The significant and most valuable outcome in the current study was that the BM-MSCs-seeded onto a natural scaffold treated by e-CSF, developed morphological changes into neuron-like cells by a week, and our light intensity analysis showed that the expression of MAP-2 and beta-III tubulin neural markers significantly increased in comparison with both bFGF treated and non-treated cells. Although our results were in accordance with previous studies showing the role of CSF in neural differentiation of stem cells (33, 34), we used e-CSF for the first time in a three-dimensional culture medium to induce neural differentiation in BM-MSCs.
The neural differentiation of BM-MSCs has been analyzed by different researchers, either in conventional two-dimensional (2D) culture (35, 36) or three-dimensional (3D) culture (37-39). In the current study, AM-derived scaffold was used to 3D culture of BM-MSCs. For AM decellularization, and blocking the activity of proteases during cell lysis, EDTA containing trypsin was used in our procedure.
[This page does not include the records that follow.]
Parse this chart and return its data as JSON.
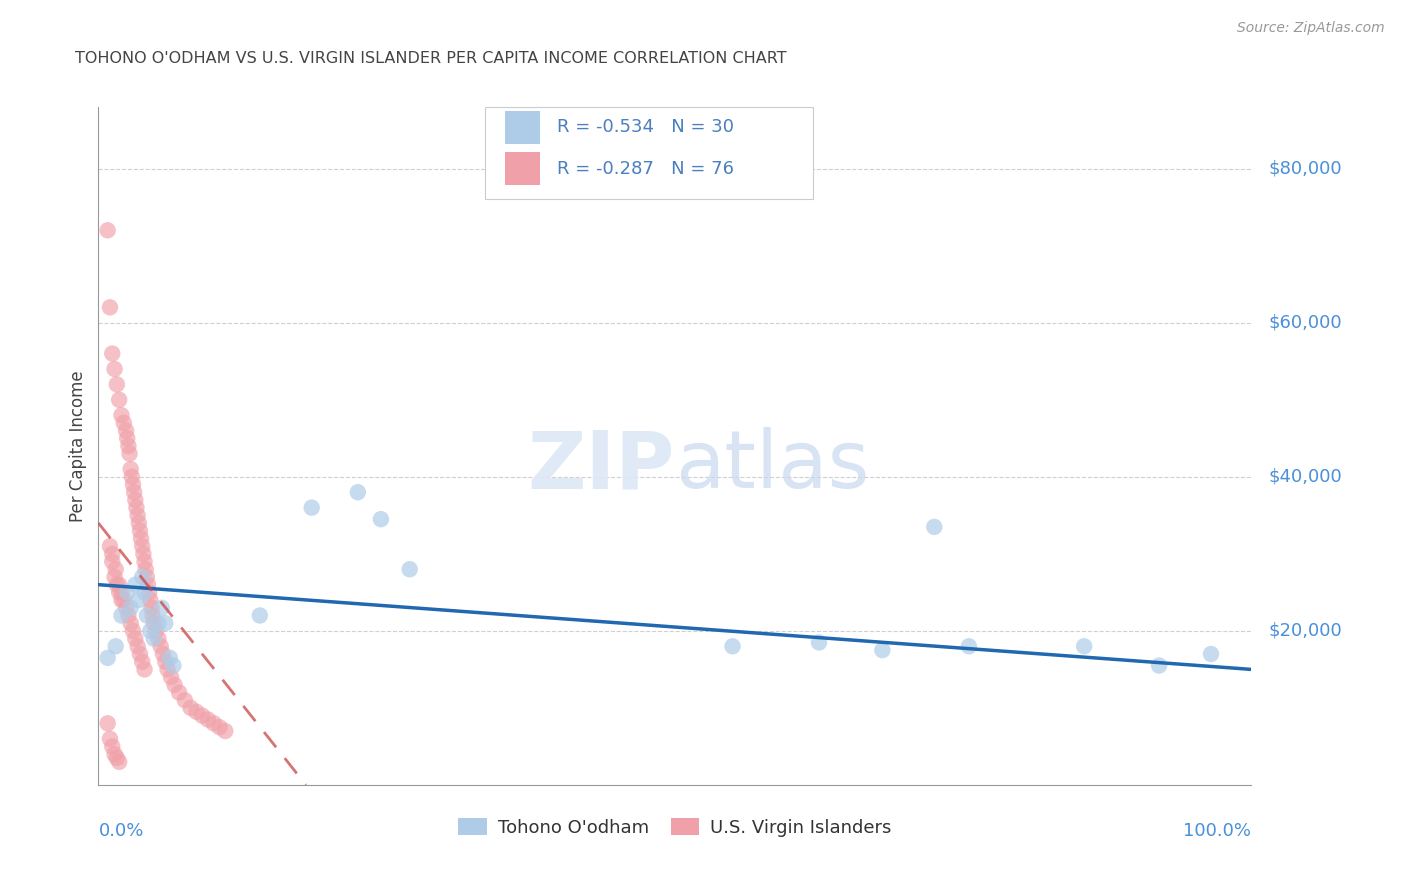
{
  "title": "TOHONO O'ODHAM VS U.S. VIRGIN ISLANDER PER CAPITA INCOME CORRELATION CHART",
  "source": "Source: ZipAtlas.com",
  "ylabel": "Per Capita Income",
  "y_tick_labels": [
    "$80,000",
    "$60,000",
    "$40,000",
    "$20,000"
  ],
  "y_tick_values": [
    80000,
    60000,
    40000,
    20000
  ],
  "ylim": [
    0,
    88000
  ],
  "xlim": [
    0.0,
    1.0
  ],
  "legend_label1": "Tohono O'odham",
  "legend_label2": "U.S. Virgin Islanders",
  "R1": -0.534,
  "N1": 30,
  "R2": -0.287,
  "N2": 76,
  "color_blue": "#aecce8",
  "color_pink": "#f0a0a8",
  "color_blue_line": "#2068b0",
  "color_pink_line": "#cc4444",
  "color_text_blue": "#4a7fc1",
  "color_axis_label": "#4a90d9",
  "background": "#ffffff",
  "title_color": "#444444",
  "tohono_x": [
    0.008,
    0.015,
    0.02,
    0.025,
    0.028,
    0.032,
    0.035,
    0.038,
    0.04,
    0.042,
    0.045,
    0.048,
    0.052,
    0.055,
    0.058,
    0.062,
    0.065,
    0.14,
    0.185,
    0.225,
    0.245,
    0.27,
    0.55,
    0.625,
    0.68,
    0.725,
    0.755,
    0.855,
    0.92,
    0.965
  ],
  "tohono_y": [
    16500,
    18000,
    22000,
    25000,
    23000,
    26000,
    24000,
    27000,
    25000,
    22000,
    20000,
    19000,
    21000,
    23000,
    21000,
    16500,
    15500,
    22000,
    36000,
    38000,
    34500,
    28000,
    18000,
    18500,
    17500,
    33500,
    18000,
    18000,
    15500,
    17000
  ],
  "virgin_x": [
    0.008,
    0.01,
    0.012,
    0.014,
    0.016,
    0.018,
    0.02,
    0.022,
    0.024,
    0.025,
    0.026,
    0.027,
    0.028,
    0.029,
    0.03,
    0.031,
    0.032,
    0.033,
    0.034,
    0.035,
    0.036,
    0.037,
    0.038,
    0.039,
    0.04,
    0.041,
    0.042,
    0.043,
    0.044,
    0.045,
    0.046,
    0.047,
    0.048,
    0.05,
    0.052,
    0.054,
    0.056,
    0.058,
    0.06,
    0.063,
    0.066,
    0.07,
    0.075,
    0.08,
    0.085,
    0.09,
    0.095,
    0.1,
    0.105,
    0.11,
    0.012,
    0.015,
    0.018,
    0.02,
    0.022,
    0.024,
    0.026,
    0.028,
    0.03,
    0.032,
    0.034,
    0.036,
    0.038,
    0.04,
    0.01,
    0.012,
    0.014,
    0.016,
    0.018,
    0.02,
    0.008,
    0.01,
    0.012,
    0.014,
    0.016,
    0.018
  ],
  "virgin_y": [
    72000,
    62000,
    56000,
    54000,
    52000,
    50000,
    48000,
    47000,
    46000,
    45000,
    44000,
    43000,
    41000,
    40000,
    39000,
    38000,
    37000,
    36000,
    35000,
    34000,
    33000,
    32000,
    31000,
    30000,
    29000,
    28000,
    27000,
    26000,
    25000,
    24000,
    23000,
    22000,
    21000,
    20000,
    19000,
    18000,
    17000,
    16000,
    15000,
    14000,
    13000,
    12000,
    11000,
    10000,
    9500,
    9000,
    8500,
    8000,
    7500,
    7000,
    30000,
    28000,
    26000,
    25000,
    24000,
    23000,
    22000,
    21000,
    20000,
    19000,
    18000,
    17000,
    16000,
    15000,
    31000,
    29000,
    27000,
    26000,
    25000,
    24000,
    8000,
    6000,
    5000,
    4000,
    3500,
    3000
  ],
  "blue_line_x0": 0.0,
  "blue_line_y0": 26000,
  "blue_line_x1": 1.0,
  "blue_line_y1": 15000,
  "pink_line_x0": 0.0,
  "pink_line_y0": 34000,
  "pink_line_x1": 0.18,
  "pink_line_y1": 0
}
In this decellularization process, collagen, elastin, and glycosaminoglycans are not damaged (40,41), and the interconnected pore networks within the scaffold are kept to provide the spatial position of the interactions of cytokines and growth factors released from cells (42,43).
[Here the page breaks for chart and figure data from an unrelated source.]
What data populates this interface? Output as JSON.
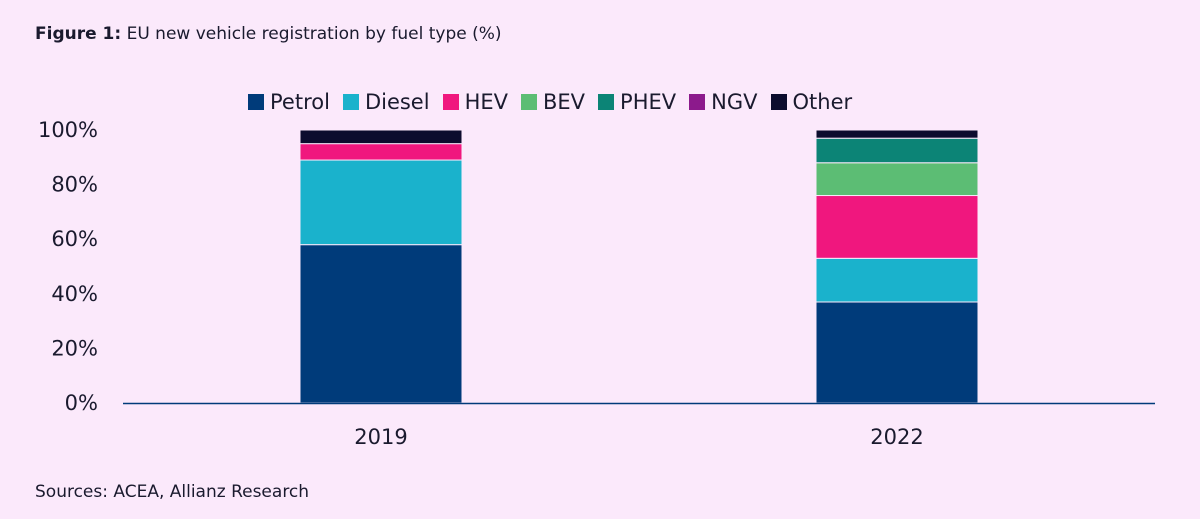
{
  "figure": {
    "label": "Figure 1:",
    "title": "EU new vehicle registration by fuel type (%)",
    "source": "Sources: ACEA, Allianz Research"
  },
  "chart_data": {
    "type": "bar",
    "stacked": true,
    "categories": [
      "2019",
      "2022"
    ],
    "series": [
      {
        "name": "Petrol",
        "color": "#003b7a",
        "values": [
          58,
          37
        ]
      },
      {
        "name": "Diesel",
        "color": "#1ab2cc",
        "values": [
          31,
          16
        ]
      },
      {
        "name": "HEV",
        "color": "#f0177e",
        "values": [
          6,
          23
        ]
      },
      {
        "name": "BEV",
        "color": "#5cbd74",
        "values": [
          0,
          12
        ]
      },
      {
        "name": "PHEV",
        "color": "#0c8476",
        "values": [
          0,
          9
        ]
      },
      {
        "name": "NGV",
        "color": "#8c1a8c",
        "values": [
          0,
          0
        ]
      },
      {
        "name": "Other",
        "color": "#0c0c2e",
        "values": [
          5,
          3
        ]
      }
    ],
    "yticks": [
      "0%",
      "20%",
      "40%",
      "60%",
      "80%",
      "100%"
    ],
    "ylim": [
      0,
      100
    ],
    "grid": false,
    "legend_position": "top"
  }
}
According to the scanning electron microscope, acellular amniotic scaffold pore size ranges between 44-160 μm, and the average pore size is 90 μm and shows the average porosity of 90 percent. Regarding the size of mesenchymal stem cells that varies between 20-40 μm, the scaffold can be appropriate for cell infiltration, gas, and food exchange (43). Our scanning electron microscopy experiments showed that acellular AM had preserved its porous network of collagen, and spindle-shaped BM-MSCs tended to penetrate into its matrix to establish cell-cell and cell-matrix connections. Also, AM has the ability to provide a suitable environment to support proliferation and survival of BM-MSCs, so the proliferation and survival of the cells continued until the 15th day (unpublished data), and the cell viability declined on the 30th day. The evidence from previous studies indicates that scaffolds may show toxicity and prevent cell proliferation (44), however, our findings detected no evidence of toxicity, and cell viability lasted for 15 days. Occasionally, when the culture time prolonged, cell viability in 3D cultures declined slightly. This may be due to changes in the structure of scaffold that may result in the the lack of oxygen and nutrients as well as the accumulation of waste in the scaffold (45).
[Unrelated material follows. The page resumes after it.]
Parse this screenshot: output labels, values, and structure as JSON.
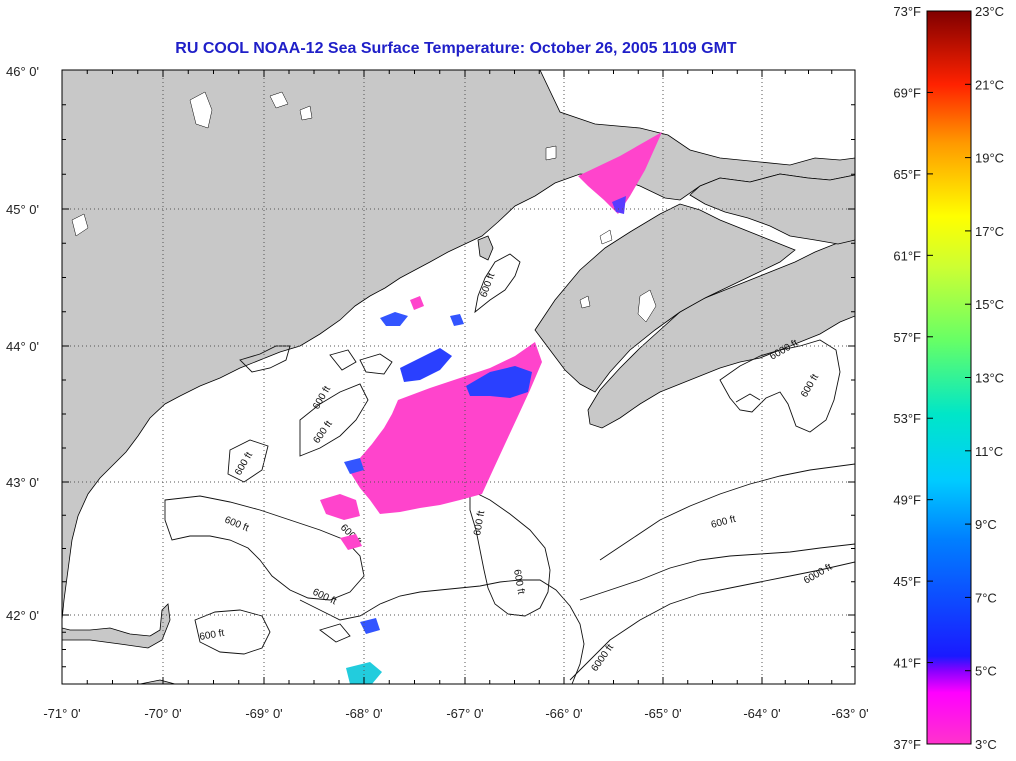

In conclusion, our results provided evidence that the combination of acellular AM, as a natural scaffold, and e-CSF, as a source of neurological factors, could effectively improve the BM-MSCs cultivation and neural differentiation. Our findings could be useful in improving research and/or clinical applications of CSF in the context of the neural differentiation of stem cells.
Acknowledgements
Our gratitude for research support is expressed to the Department of Molecular and Cell Biology, Faculty of Biology, Kharazmi University, Tehran, Iran. We thank Ms. Latifeh Karimzadeh Bardei and Rozmehr Shokohi and Roya Rahmani for their invaluable help and advice.
Conflict of interest
The authors declare no competing financial interests.